1. The "lead-time bias" is due to screening, i.e., mass testing, which is much more common in the U.S. than in other countries. Google the recent discussions regarding the efficacy of breast cancer screening in woman below the age of 50.

2. Gigarenzer’s article contains other interesting observations regarding relative risk vs. absolute risk. It also discusses the need to present Bayes theorem in a non-confusing way so that a patient and a doctor can understand the often remarkable numerical difference between Prob(test+|diseased) and Prob(diseased|test+).

Census errors

Can you trust Census data?
by Justin Wolfers, New York Times, Freakonomics blog, 2 February 2010

Census Bureau obscured personal data—Too well, some say
by Carl Bialik, Numbers Guy column, Wall Street Journal, 6 February 2010


These stories describe problems with the Census Bureau' IPUMS (Integrated Public Use Mircodata Series) data, which provides subsamples of Census data to outside researchers. In order to protect the privacy of citizens, the records are altered slightly. For example, incomes may be rounded and ages may be tweaked by a small amount. Ideally this would make it impossible to identify any particular individual, while at the same time not introducing any important distortion into the overall demographic profile.

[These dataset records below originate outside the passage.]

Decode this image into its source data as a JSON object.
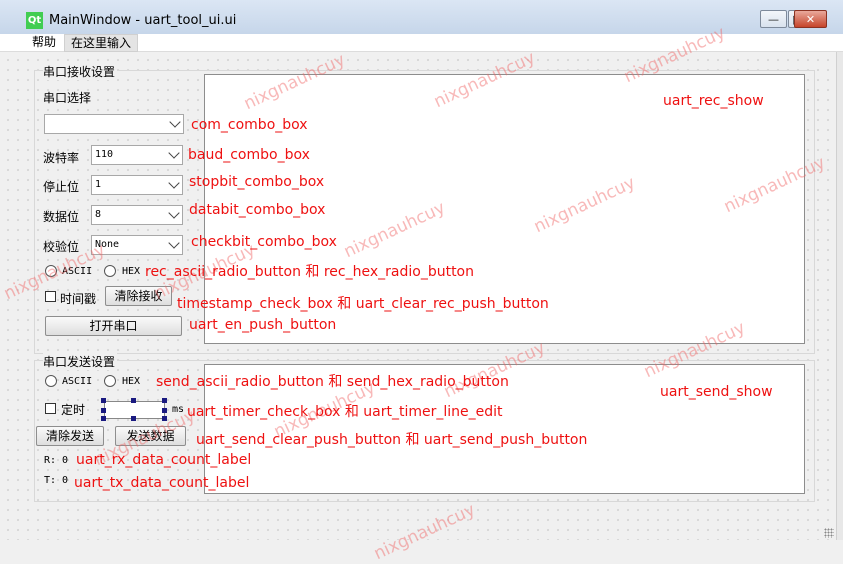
{
  "window": {
    "title": "MainWindow - uart_tool_ui.ui",
    "logo_text": "Qt",
    "controls": {
      "minimize": "—",
      "maximize": "□",
      "close": "✕"
    }
  },
  "menubar": {
    "items": [
      "帮助",
      "在这里输入"
    ]
  },
  "receive": {
    "group_title": "串口接收设置",
    "port_label": "串口选择",
    "baud_label": "波特率",
    "baud_value": "110",
    "stopbit_label": "停止位",
    "stopbit_value": "1",
    "databit_label": "数据位",
    "databit_value": "8",
    "checkbit_label": "校验位",
    "checkbit_value": "None",
    "ascii_label": "ASCII",
    "hex_label": "HEX",
    "timestamp_label": "时间戳",
    "clear_label": "清除接收",
    "open_label": "打开串口"
  },
  "send": {
    "group_title": "串口发送设置",
    "ascii_label": "ASCII",
    "hex_label": "HEX",
    "timer_label": "定时",
    "ms_label": "ms",
    "clear_label": "清除发送",
    "send_label": "发送数据",
    "rx_label": "R: 0",
    "tx_label": "T: 0"
  },
  "annotations": {
    "rec_show": "uart_rec_show",
    "com_combo": "com_combo_box",
    "baud_combo": "baud_combo_box",
    "stopbit_combo": "stopbit_combo_box",
    "databit_combo": "databit_combo_box",
    "checkbit_combo": "checkbit_combo_box",
    "rec_radio": "rec_ascii_radio_button 和 rec_hex_radio_button",
    "timestamp": "timestamp_check_box 和 uart_clear_rec_push_button",
    "en_button": "uart_en_push_button",
    "send_radio": "send_ascii_radio_button 和 send_hex_radio_button",
    "send_show": "uart_send_show",
    "timer": "uart_timer_check_box 和 uart_timer_line_edit",
    "send_buttons": "uart_send_clear_push_button 和 uart_send_push_button",
    "rx_count": "uart_rx_data_count_label",
    "tx_count": "uart_tx_data_count_label"
  },
  "watermark": "nixgnauhcuy",
  "colors": {
    "annotation": "#ee1111",
    "watermark": "#f06464",
    "qt_logo": "#41cd52"
  }
}
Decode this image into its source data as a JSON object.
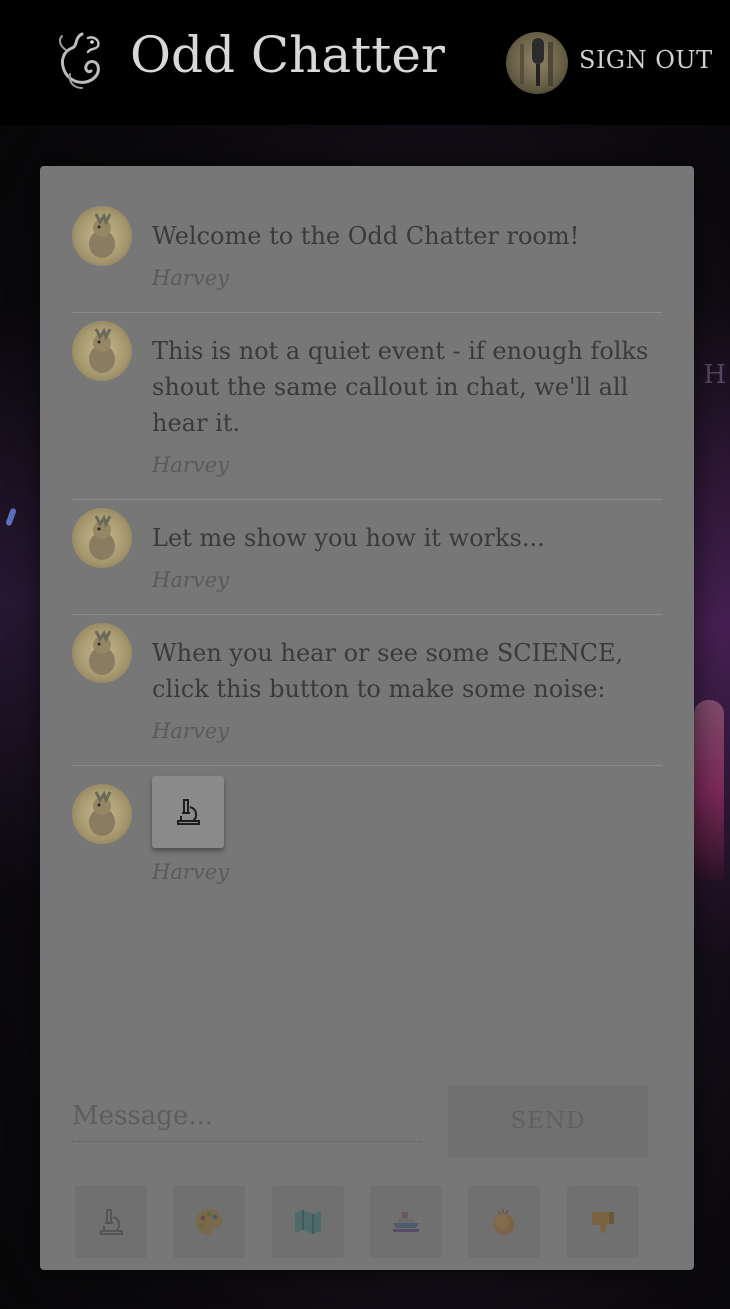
{
  "header": {
    "title": "Odd Chatter",
    "sign_out_label": "SIGN OUT",
    "logo_icon": "dragon-logo-icon",
    "user_avatar": "microphone-avatar"
  },
  "messages": [
    {
      "text": "Welcome to the Odd Chatter room!",
      "author": "Harvey"
    },
    {
      "text": "This is not a quiet event - if enough folks shout the same callout in chat, we'll all hear it.",
      "author": "Harvey"
    },
    {
      "text": "Let me show you how it works...",
      "author": "Harvey"
    },
    {
      "text": "When you hear or see some SCIENCE, click this button to make some noise:",
      "author": "Harvey"
    },
    {
      "text": "",
      "author": "Harvey",
      "attachment": "microscope-icon"
    }
  ],
  "composer": {
    "placeholder": "Message...",
    "send_label": "SEND"
  },
  "reactions": [
    {
      "icon": "microscope-icon"
    },
    {
      "icon": "palette-icon"
    },
    {
      "icon": "map-icon"
    },
    {
      "icon": "ship-icon"
    },
    {
      "icon": "clapping-hands-icon"
    },
    {
      "icon": "thumbs-down-icon"
    }
  ],
  "colors": {
    "panel_bg": "#777777",
    "page_bg": "#000000",
    "text_dark": "#3a3a3a",
    "header_text": "#d8d8d8"
  }
}
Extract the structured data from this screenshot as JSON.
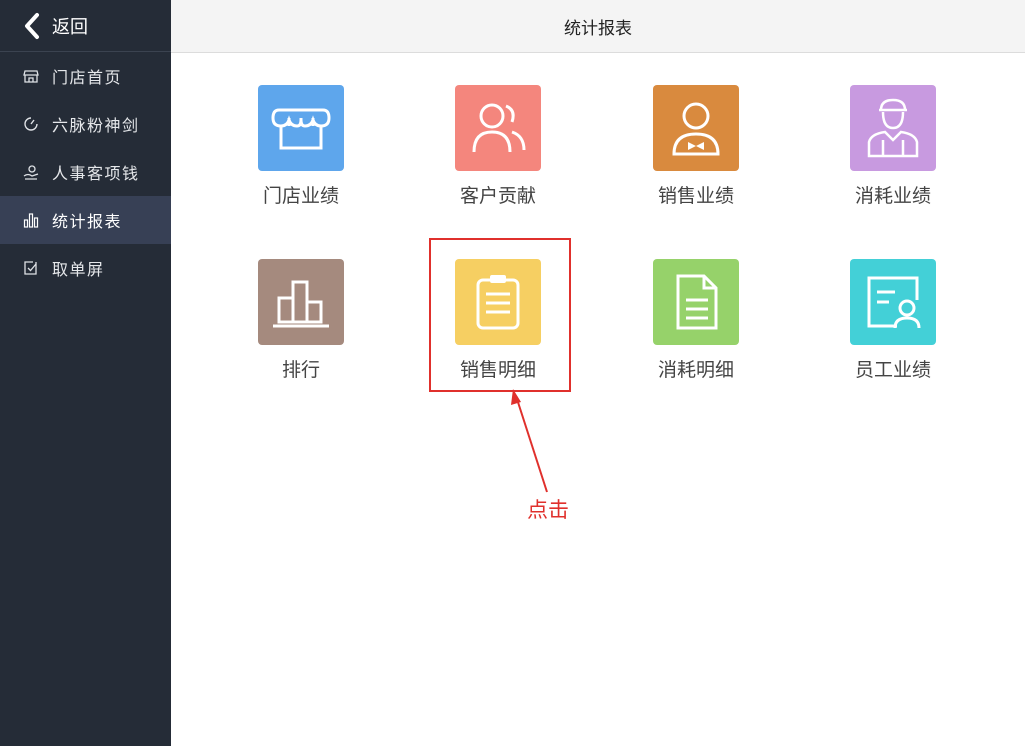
{
  "sidebar": {
    "back_label": "返回",
    "items": [
      {
        "label": "门店首页",
        "icon": "store-icon",
        "active": false
      },
      {
        "label": "六脉粉神剑",
        "icon": "gauge-icon",
        "active": false
      },
      {
        "label": "人事客项钱",
        "icon": "hand-money-icon",
        "active": false
      },
      {
        "label": "统计报表",
        "icon": "bar-chart-icon",
        "active": true
      },
      {
        "label": "取单屏",
        "icon": "checklist-icon",
        "active": false
      }
    ]
  },
  "header": {
    "title": "统计报表"
  },
  "tiles": [
    {
      "label": "门店业绩",
      "icon": "storefront-icon",
      "color": "#5ea6ec"
    },
    {
      "label": "客户贡献",
      "icon": "customers-icon",
      "color": "#f4867d"
    },
    {
      "label": "销售业绩",
      "icon": "salesperson-icon",
      "color": "#d98a3e"
    },
    {
      "label": "消耗业绩",
      "icon": "worker-icon",
      "color": "#c89ae0"
    },
    {
      "label": "排行",
      "icon": "ranking-icon",
      "color": "#a58a7e"
    },
    {
      "label": "销售明细",
      "icon": "clipboard-icon",
      "color": "#f6cf62"
    },
    {
      "label": "消耗明细",
      "icon": "document-icon",
      "color": "#96d26a"
    },
    {
      "label": "员工业绩",
      "icon": "employee-card-icon",
      "color": "#43d0d7"
    }
  ],
  "annotation": {
    "text": "点击",
    "color": "#e0302c"
  }
}
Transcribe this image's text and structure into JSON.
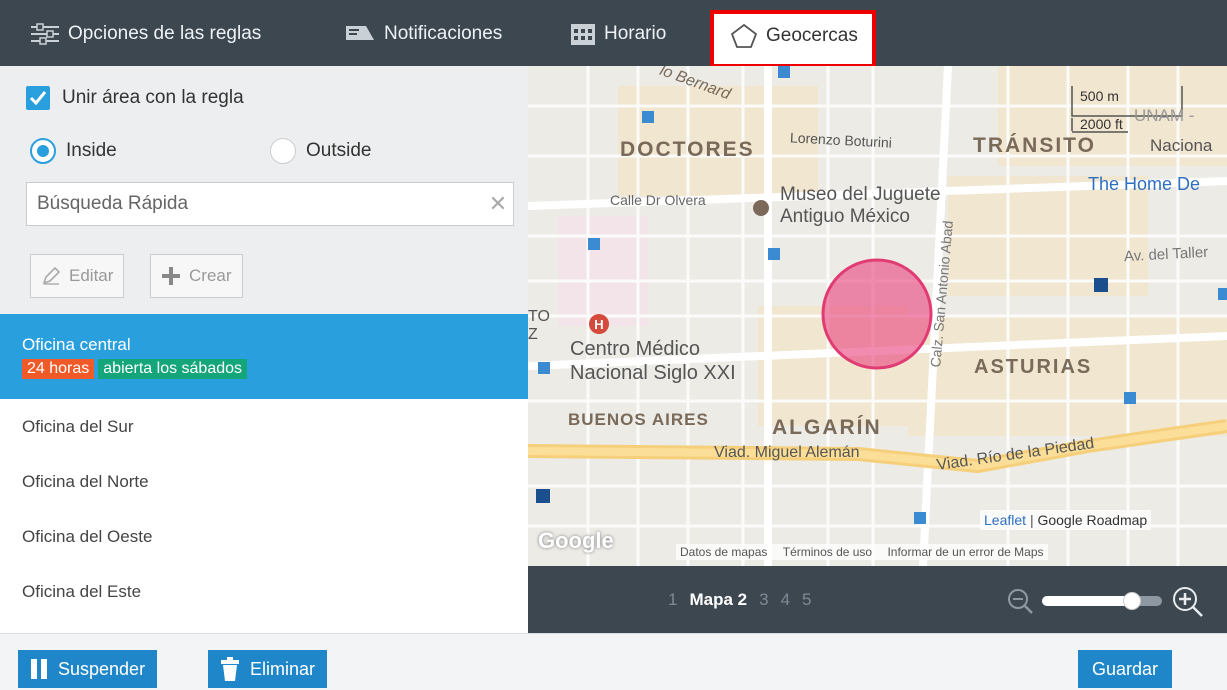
{
  "tabs": [
    {
      "label": "Opciones de las reglas",
      "icon": "sliders-icon"
    },
    {
      "label": "Notificaciones",
      "icon": "megaphone-icon"
    },
    {
      "label": "Horario",
      "icon": "calendar-icon"
    },
    {
      "label": "Geocercas",
      "icon": "pentagon-icon",
      "active": true
    }
  ],
  "filters": {
    "join_area_label": "Unir área con la regla",
    "inside_label": "Inside",
    "outside_label": "Outside",
    "search_placeholder": "Búsqueda Rápida"
  },
  "actions": {
    "edit_label": "Editar",
    "create_label": "Crear"
  },
  "geofences": {
    "selected": {
      "name": "Oficina central",
      "badge_hours": "24 horas",
      "badge_saturday": "abierta los sábados"
    },
    "items": [
      "Oficina del Sur",
      "Oficina del Norte",
      "Oficina del Oeste",
      "Oficina del Este"
    ]
  },
  "map": {
    "labels": {
      "bernard": "lo Bernard",
      "doctores": "DOCTORES",
      "boturini": "Lorenzo Boturini",
      "transito": "TRÁNSITO",
      "unam": "UNAM -",
      "nacional": "Naciona",
      "homedepot": "The Home De",
      "olvera": "Calle Dr Olvera",
      "museo1": "Museo del Juguete",
      "museo2": "Antiguo México",
      "taller": "Av. del Taller",
      "abad": "Calz. San Antonio Abad",
      "centro1": "Centro Médico",
      "centro2": "Nacional Siglo XXI",
      "asturias": "ASTURIAS",
      "buenosaires": "BUENOS AIRES",
      "algarin": "ALGARÍN",
      "aleman": "Viad. Miguel Alemán",
      "piedad": "Viad. Río de la Piedad",
      "to": "TO",
      "z": "Z"
    },
    "scale_metric": "500 m",
    "scale_imperial": "2000 ft",
    "attribution_leaflet": "Leaflet",
    "attribution_google": "Google Roadmap",
    "google_logo": "Google",
    "footer_data": "Datos de mapas",
    "footer_terms": "Términos de uso",
    "footer_report": "Informar de un error de Maps"
  },
  "pager": {
    "pages": [
      "1",
      "Mapa 2",
      "3",
      "4",
      "5"
    ],
    "current_index": 1
  },
  "zoom": {
    "level_fraction": 0.75
  },
  "bottom": {
    "suspend_label": "Suspender",
    "delete_label": "Eliminar",
    "save_label": "Guardar"
  },
  "colors": {
    "accent": "#2a9fdd",
    "button": "#1f86c9",
    "dark_bar": "#3d4750",
    "badge_orange": "#f05a28",
    "badge_green": "#15a57b",
    "geofence_circle": "#e94e86",
    "active_tab_border": "#ee0000"
  }
}
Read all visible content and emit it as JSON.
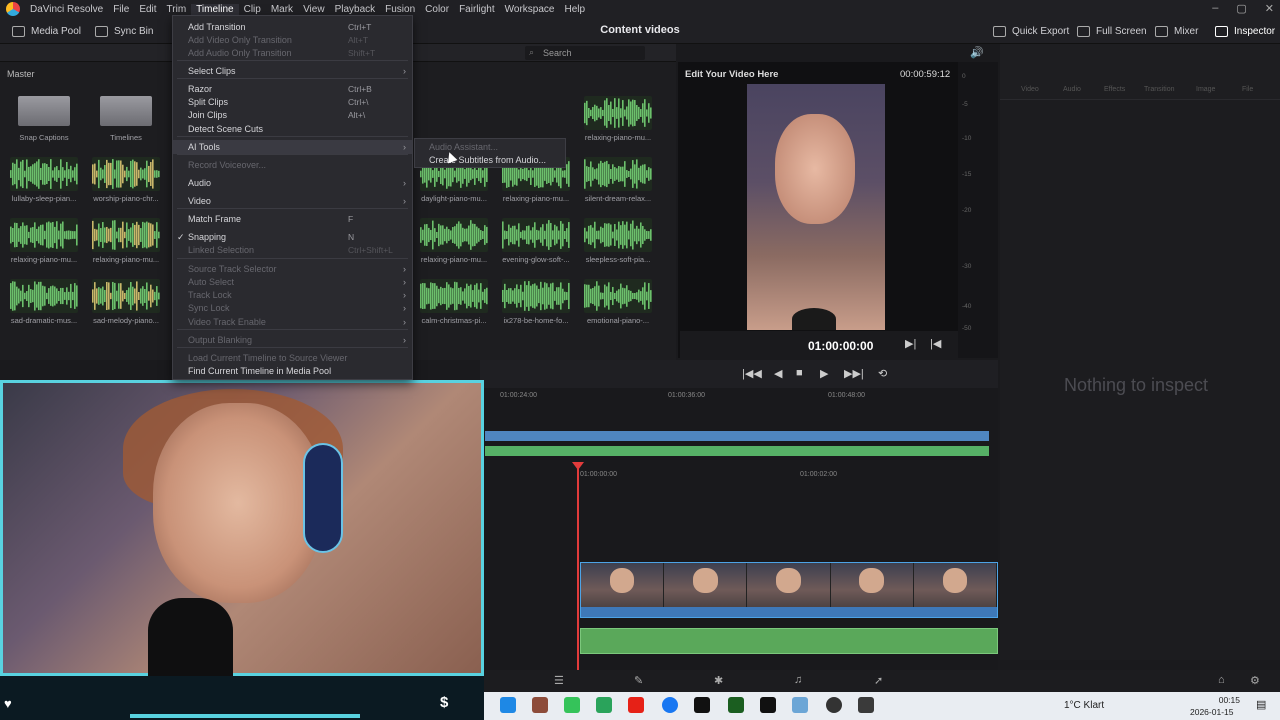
{
  "app_menu": [
    "DaVinci Resolve",
    "File",
    "Edit",
    "Trim",
    "Timeline",
    "Clip",
    "Mark",
    "View",
    "Playback",
    "Fusion",
    "Color",
    "Fairlight",
    "Workspace",
    "Help"
  ],
  "toolbar": {
    "media_pool": "Media Pool",
    "sync_bin": "Sync Bin",
    "project_title": "Content videos",
    "quick_export": "Quick Export",
    "full_screen": "Full Screen",
    "mixer": "Mixer",
    "inspector": "Inspector"
  },
  "media_pool": {
    "bin_name": "Master",
    "search_placeholder": "Search",
    "clips": [
      "Snap Captions",
      "Timelines",
      "relaxing-piano-mu...",
      "lullaby-sleep-pian...",
      "worship-piano-chr...",
      "daylight-piano-mu...",
      "relaxing-piano-mu...",
      "silent-dream-relax...",
      "relaxing-piano-mu...",
      "relaxing-piano-mu...",
      "relaxing-piano-mu...",
      "evening-glow-soft-...",
      "sleepless-soft-pia...",
      "sad-dramatic-mus...",
      "sad-melody-piano...",
      "calm-christmas-pi...",
      "ix278-be-home-fo...",
      "emotional-piano-..."
    ]
  },
  "viewer": {
    "timeline_name": "Edit Your Video Here",
    "duration": "00:00:59:12",
    "timecode": "01:00:00:00"
  },
  "meter_ticks": [
    "0",
    "-5",
    "-10",
    "-15",
    "-20",
    "-30",
    "-40",
    "-50"
  ],
  "inspector": {
    "tabs": [
      "Video",
      "Audio",
      "Effects",
      "Transition",
      "Image",
      "File"
    ],
    "empty_text": "Nothing to inspect"
  },
  "timeline": {
    "ruler_upper": [
      "01:00:24:00",
      "01:00:36:00",
      "01:00:48:00"
    ],
    "ruler_lower": [
      "01:00:00:00",
      "01:00:02:00"
    ]
  },
  "timeline_menu": {
    "items": [
      {
        "label": "Add Transition",
        "shortcut": "Ctrl+T",
        "enabled": true
      },
      {
        "label": "Add Video Only Transition",
        "shortcut": "Alt+T",
        "enabled": false
      },
      {
        "label": "Add Audio Only Transition",
        "shortcut": "Shift+T",
        "enabled": false
      },
      {
        "label": "Select Clips",
        "shortcut": "",
        "enabled": true,
        "submenu": true
      },
      {
        "label": "Razor",
        "shortcut": "Ctrl+B",
        "enabled": true
      },
      {
        "label": "Split Clips",
        "shortcut": "Ctrl+\\",
        "enabled": true
      },
      {
        "label": "Join Clips",
        "shortcut": "Alt+\\",
        "enabled": true
      },
      {
        "label": "Detect Scene Cuts",
        "shortcut": "",
        "enabled": true
      },
      {
        "label": "AI Tools",
        "shortcut": "",
        "enabled": true,
        "submenu": true
      },
      {
        "label": "Record Voiceover...",
        "shortcut": "",
        "enabled": false
      },
      {
        "label": "Audio",
        "shortcut": "",
        "enabled": true,
        "submenu": true
      },
      {
        "label": "Video",
        "shortcut": "",
        "enabled": true,
        "submenu": true
      },
      {
        "label": "Match Frame",
        "shortcut": "F",
        "enabled": true
      },
      {
        "label": "Snapping",
        "shortcut": "N",
        "enabled": true,
        "checked": true
      },
      {
        "label": "Linked Selection",
        "shortcut": "Ctrl+Shift+L",
        "enabled": false
      },
      {
        "label": "Source Track Selector",
        "shortcut": "",
        "enabled": false,
        "submenu": true
      },
      {
        "label": "Auto Select",
        "shortcut": "",
        "enabled": false,
        "submenu": true
      },
      {
        "label": "Track Lock",
        "shortcut": "",
        "enabled": false,
        "submenu": true
      },
      {
        "label": "Sync Lock",
        "shortcut": "",
        "enabled": false,
        "submenu": true
      },
      {
        "label": "Video Track Enable",
        "shortcut": "",
        "enabled": false,
        "submenu": true
      },
      {
        "label": "Output Blanking",
        "shortcut": "",
        "enabled": false,
        "submenu": true
      },
      {
        "label": "Load Current Timeline to Source Viewer",
        "shortcut": "",
        "enabled": false
      },
      {
        "label": "Find Current Timeline in Media Pool",
        "shortcut": "",
        "enabled": true
      }
    ],
    "ai_submenu": [
      {
        "label": "Audio Assistant...",
        "enabled": false
      },
      {
        "label": "Create Subtitles from Audio...",
        "enabled": true
      }
    ]
  },
  "taskbar": {
    "weather": "1°C  Klart",
    "time": "00:15",
    "date": "2026-01-15"
  },
  "colors": {
    "accent_cyan": "#59d2e0",
    "audio_green": "#56b066",
    "video_blue": "#4f86c0",
    "playhead_red": "#e23b3b"
  }
}
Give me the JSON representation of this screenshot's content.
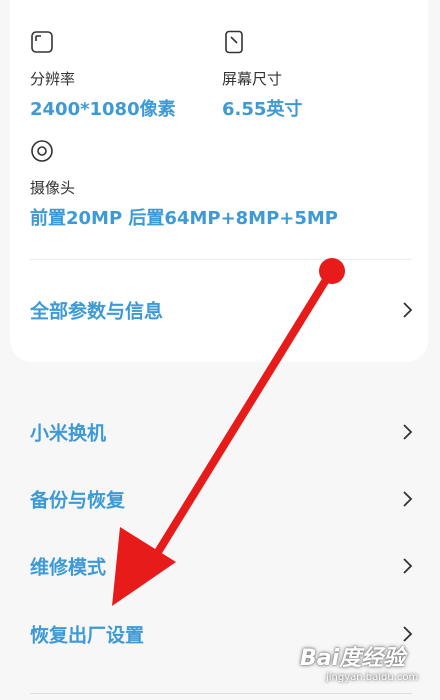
{
  "specs": {
    "resolution": {
      "label": "分辨率",
      "value": "2400*1080像素",
      "icon": "resolution-icon"
    },
    "screen_size": {
      "label": "屏幕尺寸",
      "value": "6.55英寸",
      "icon": "screen-size-icon"
    },
    "camera": {
      "label": "摄像头",
      "value": "前置20MP 后置64MP+8MP+5MP",
      "icon": "camera-icon"
    }
  },
  "all_params": {
    "label": "全部参数与信息"
  },
  "menu": {
    "items": [
      {
        "label": "小米换机"
      },
      {
        "label": "备份与恢复"
      },
      {
        "label": "维修模式"
      },
      {
        "label": "恢复出厂设置"
      }
    ]
  },
  "colors": {
    "accent": "#3d9ad6",
    "annotation_arrow": "#e81b1b"
  },
  "watermark": {
    "main": "Bai度经验",
    "sub": "jingyan.baidu.com"
  }
}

Unfortunately, it appears that serious distortions have resulted. A recent NBER working paper details the problems, which seem to be especially pronounced in data for ages 65 above. The Freakonomics post reproduces the following graph from the paper

http://graphics8.nytimes.com/images/2010/02/02/opinion/Census-Chart/blogSpan.jpg

showing how total population estimates based on the microdata diverge from the actual Census counts for older Americans. Breakdowns within particular age groups are also distorted. For example, The Wall Street Journal article has an interactive graphic, revealing how data released in 2006 showed inexplicable fluctuations from one age year to the next in the percentage of women who were married (those errors were corrected in 2007).

As Bialik notes, "The anomalies highlight how vulnerable research is to potential problems with underlying numbers supplied by other sources, even when the source is the government. And they illustrate how tricky it can be to balance privacy with accuracy."